Mariano Rajoy cayó en la tentación de la gracieta fácil. Pero un expresidente del Gobierno no es un plumilla cualquiera. Su comentario sobre la selección francesa, presentado como un sarcasmo, reavivaba una sospecha tan vieja como peligrosa: que la pertenencia nacional depende del origen, de la apariencia o de los apellidos.

La Roja acaba de demostrar exactamente lo contrario. En ella nadie reparte carnés de españolidad. Todos los jugadores de la selección francesa eran franceses. Y todos los campeones del mundo son españoles. No había ni hay nada más que discutir.

El problema es que ese reflejo no constituye una rareza. Muchos de quienes censuraron con razón las palabras de Rajoy suelen incurrir en el mismo vicio cuando se trata de otras identidades peninsulares. Basta pensar en Lamine Yamal y Nico Williams.

Nacidos en España e hijos de familias inmigrantes, son españoles según la ley y, sin embargo, todavía son objeto de insultos racistas por el color de su piel o el origen de sus familias. Su contribución decisiva al título mundial debería cerrar definitivamente ese debate. Pero el prejuicio identitario rara vez se deja convencer por los hechos.

El triunfo de la selección ha dejado además una imagen elocuente en Cataluña. Decenas de miles de personas han celebrado la victoria exhibiendo con naturalidad banderas de España en calles y plazas.

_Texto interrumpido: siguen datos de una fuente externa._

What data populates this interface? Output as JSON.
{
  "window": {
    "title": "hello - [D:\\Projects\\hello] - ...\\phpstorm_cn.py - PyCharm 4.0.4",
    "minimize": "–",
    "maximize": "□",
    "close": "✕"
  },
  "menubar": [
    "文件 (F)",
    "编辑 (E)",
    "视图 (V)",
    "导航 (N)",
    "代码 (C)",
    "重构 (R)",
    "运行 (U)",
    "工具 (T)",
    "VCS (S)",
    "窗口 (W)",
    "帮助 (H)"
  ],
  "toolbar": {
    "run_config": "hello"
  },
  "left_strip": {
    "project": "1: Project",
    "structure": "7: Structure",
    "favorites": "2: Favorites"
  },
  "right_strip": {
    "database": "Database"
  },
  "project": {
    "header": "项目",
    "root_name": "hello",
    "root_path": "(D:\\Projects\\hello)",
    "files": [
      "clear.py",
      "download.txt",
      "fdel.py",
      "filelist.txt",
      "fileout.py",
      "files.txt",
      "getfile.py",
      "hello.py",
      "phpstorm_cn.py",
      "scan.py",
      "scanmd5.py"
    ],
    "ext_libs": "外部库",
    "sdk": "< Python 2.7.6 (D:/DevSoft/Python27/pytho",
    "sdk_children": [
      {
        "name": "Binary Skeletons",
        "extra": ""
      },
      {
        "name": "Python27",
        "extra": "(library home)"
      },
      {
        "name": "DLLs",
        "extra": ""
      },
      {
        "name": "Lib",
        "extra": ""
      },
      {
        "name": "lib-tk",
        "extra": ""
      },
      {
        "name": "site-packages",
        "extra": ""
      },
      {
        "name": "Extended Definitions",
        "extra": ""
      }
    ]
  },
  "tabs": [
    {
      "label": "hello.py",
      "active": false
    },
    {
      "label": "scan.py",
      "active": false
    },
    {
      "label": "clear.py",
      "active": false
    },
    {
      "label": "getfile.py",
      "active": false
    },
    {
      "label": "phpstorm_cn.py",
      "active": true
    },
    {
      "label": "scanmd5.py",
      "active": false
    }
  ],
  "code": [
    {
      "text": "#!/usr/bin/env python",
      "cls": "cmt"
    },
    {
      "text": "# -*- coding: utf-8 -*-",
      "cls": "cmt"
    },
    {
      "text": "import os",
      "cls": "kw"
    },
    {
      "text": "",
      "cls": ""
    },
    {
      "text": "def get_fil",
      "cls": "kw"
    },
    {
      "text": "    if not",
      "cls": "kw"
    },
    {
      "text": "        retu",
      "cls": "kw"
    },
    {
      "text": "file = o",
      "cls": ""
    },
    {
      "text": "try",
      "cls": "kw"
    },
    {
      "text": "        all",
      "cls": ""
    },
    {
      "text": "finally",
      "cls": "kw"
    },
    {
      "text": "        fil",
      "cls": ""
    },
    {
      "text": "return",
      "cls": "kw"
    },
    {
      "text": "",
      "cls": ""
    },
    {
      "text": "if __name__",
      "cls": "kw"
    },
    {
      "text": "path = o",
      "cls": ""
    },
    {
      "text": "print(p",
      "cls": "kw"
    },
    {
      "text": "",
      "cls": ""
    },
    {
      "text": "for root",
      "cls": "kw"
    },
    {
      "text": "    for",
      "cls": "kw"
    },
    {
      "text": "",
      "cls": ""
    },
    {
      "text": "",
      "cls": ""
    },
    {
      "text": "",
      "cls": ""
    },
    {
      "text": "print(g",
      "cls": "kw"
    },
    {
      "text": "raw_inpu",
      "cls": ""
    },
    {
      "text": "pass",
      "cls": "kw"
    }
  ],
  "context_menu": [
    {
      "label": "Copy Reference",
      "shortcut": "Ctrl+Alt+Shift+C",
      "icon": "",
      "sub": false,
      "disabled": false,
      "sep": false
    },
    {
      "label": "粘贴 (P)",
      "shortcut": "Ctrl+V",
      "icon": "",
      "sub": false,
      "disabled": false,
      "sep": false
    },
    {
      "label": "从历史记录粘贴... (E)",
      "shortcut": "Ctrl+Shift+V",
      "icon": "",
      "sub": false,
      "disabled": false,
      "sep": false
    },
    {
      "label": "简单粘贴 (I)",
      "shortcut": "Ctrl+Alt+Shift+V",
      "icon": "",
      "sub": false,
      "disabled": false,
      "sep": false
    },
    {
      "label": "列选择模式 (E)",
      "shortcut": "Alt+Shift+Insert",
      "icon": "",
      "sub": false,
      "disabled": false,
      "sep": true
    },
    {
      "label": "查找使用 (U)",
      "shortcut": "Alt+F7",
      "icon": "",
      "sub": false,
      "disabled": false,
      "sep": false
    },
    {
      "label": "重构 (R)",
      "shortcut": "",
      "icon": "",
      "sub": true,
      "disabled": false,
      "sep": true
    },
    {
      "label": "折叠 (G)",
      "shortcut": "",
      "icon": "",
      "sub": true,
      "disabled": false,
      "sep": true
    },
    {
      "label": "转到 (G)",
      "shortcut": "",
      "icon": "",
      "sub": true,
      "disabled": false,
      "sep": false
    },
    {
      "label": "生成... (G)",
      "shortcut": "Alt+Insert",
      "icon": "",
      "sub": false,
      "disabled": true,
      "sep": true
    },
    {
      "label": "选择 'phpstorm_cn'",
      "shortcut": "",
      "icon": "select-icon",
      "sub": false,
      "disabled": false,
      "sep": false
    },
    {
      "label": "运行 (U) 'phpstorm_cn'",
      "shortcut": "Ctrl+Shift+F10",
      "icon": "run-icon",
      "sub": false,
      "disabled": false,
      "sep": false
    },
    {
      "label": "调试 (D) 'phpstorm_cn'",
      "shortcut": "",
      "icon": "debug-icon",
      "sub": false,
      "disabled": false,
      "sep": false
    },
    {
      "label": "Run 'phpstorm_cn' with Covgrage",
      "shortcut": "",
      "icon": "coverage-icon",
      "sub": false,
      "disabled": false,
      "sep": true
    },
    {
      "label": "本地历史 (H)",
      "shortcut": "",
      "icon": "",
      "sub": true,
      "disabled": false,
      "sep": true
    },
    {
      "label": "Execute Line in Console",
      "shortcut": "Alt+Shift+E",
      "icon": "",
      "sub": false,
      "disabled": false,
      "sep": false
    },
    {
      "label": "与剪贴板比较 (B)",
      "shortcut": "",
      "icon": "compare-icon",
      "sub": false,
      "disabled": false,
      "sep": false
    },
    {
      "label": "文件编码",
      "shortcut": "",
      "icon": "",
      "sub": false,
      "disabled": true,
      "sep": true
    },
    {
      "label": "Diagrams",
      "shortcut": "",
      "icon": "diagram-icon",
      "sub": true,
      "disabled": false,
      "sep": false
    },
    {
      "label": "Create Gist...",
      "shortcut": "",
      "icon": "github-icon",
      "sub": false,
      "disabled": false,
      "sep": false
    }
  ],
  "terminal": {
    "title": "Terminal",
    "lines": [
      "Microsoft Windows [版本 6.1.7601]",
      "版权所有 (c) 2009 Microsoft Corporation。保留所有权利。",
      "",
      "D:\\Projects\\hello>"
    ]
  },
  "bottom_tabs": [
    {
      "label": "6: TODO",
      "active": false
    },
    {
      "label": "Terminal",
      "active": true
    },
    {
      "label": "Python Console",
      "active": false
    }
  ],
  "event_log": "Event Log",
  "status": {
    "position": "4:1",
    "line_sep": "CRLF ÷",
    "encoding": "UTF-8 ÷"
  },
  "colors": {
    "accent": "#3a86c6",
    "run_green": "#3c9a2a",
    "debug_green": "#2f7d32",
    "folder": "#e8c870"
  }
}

No se trata del nacimiento de un nuevo patriotismo, sino de la visibilización de una realidad que la esfera política y mediática hegemónica en Cataluña ha escondido o despreciado siempre: que la identidad española forma también parte de la vida cotidiana de millones de catalanes.

Esa normalidad resulta incómoda para quienes durante años han identificado Cataluña con una única identidad nacional.

Durante años, el nacionalismo ha actuado como si tuviera el monopolio de la catalanidad. Con el procés, esa pulsión identitaria se intensificó hasta convertir la discrepancia política en una sospecha sobre la propia condición de catalán. Quien no compartía el proyecto soberanista veía cuestionada con frecuencia su pertenencia a la comunidad.

Los insultos, las etiquetas despectivas y episodios como las palabras de Quim Torra sobre las "bestias con forma humana" no fueron simples excesos verbales, sino la consecuencia lógica de una concepción excluyente de la identidad colectiva.

El problema de los nacionalismos es que siempre acaban trazando una frontera entre los auténticos y los demás. Unos ponen en duda la españolidad de jóvenes futbolistas por sus orígenes familiares. Otros cuestionan la catalanidad de millones de ciudadanos por su lengua habitual, sus apellidos o sus ideas políticas. El mecanismo es, en el fondo, el mismo.

La selección española campeona del mundo constituye la mejor refutación de todos esos identitarismos. Su éxito demuestra que la nación democrática no se construye sobre la pureza de los orígenes, sino sobre la igualdad de ciudadanía y un proyecto compartido. Nadie debería arrogarse el derecho de decidir quién es un verdadero francés, un verdadero español o catalán. La identidad colectiva pertenece a todos o deja de ser democrática.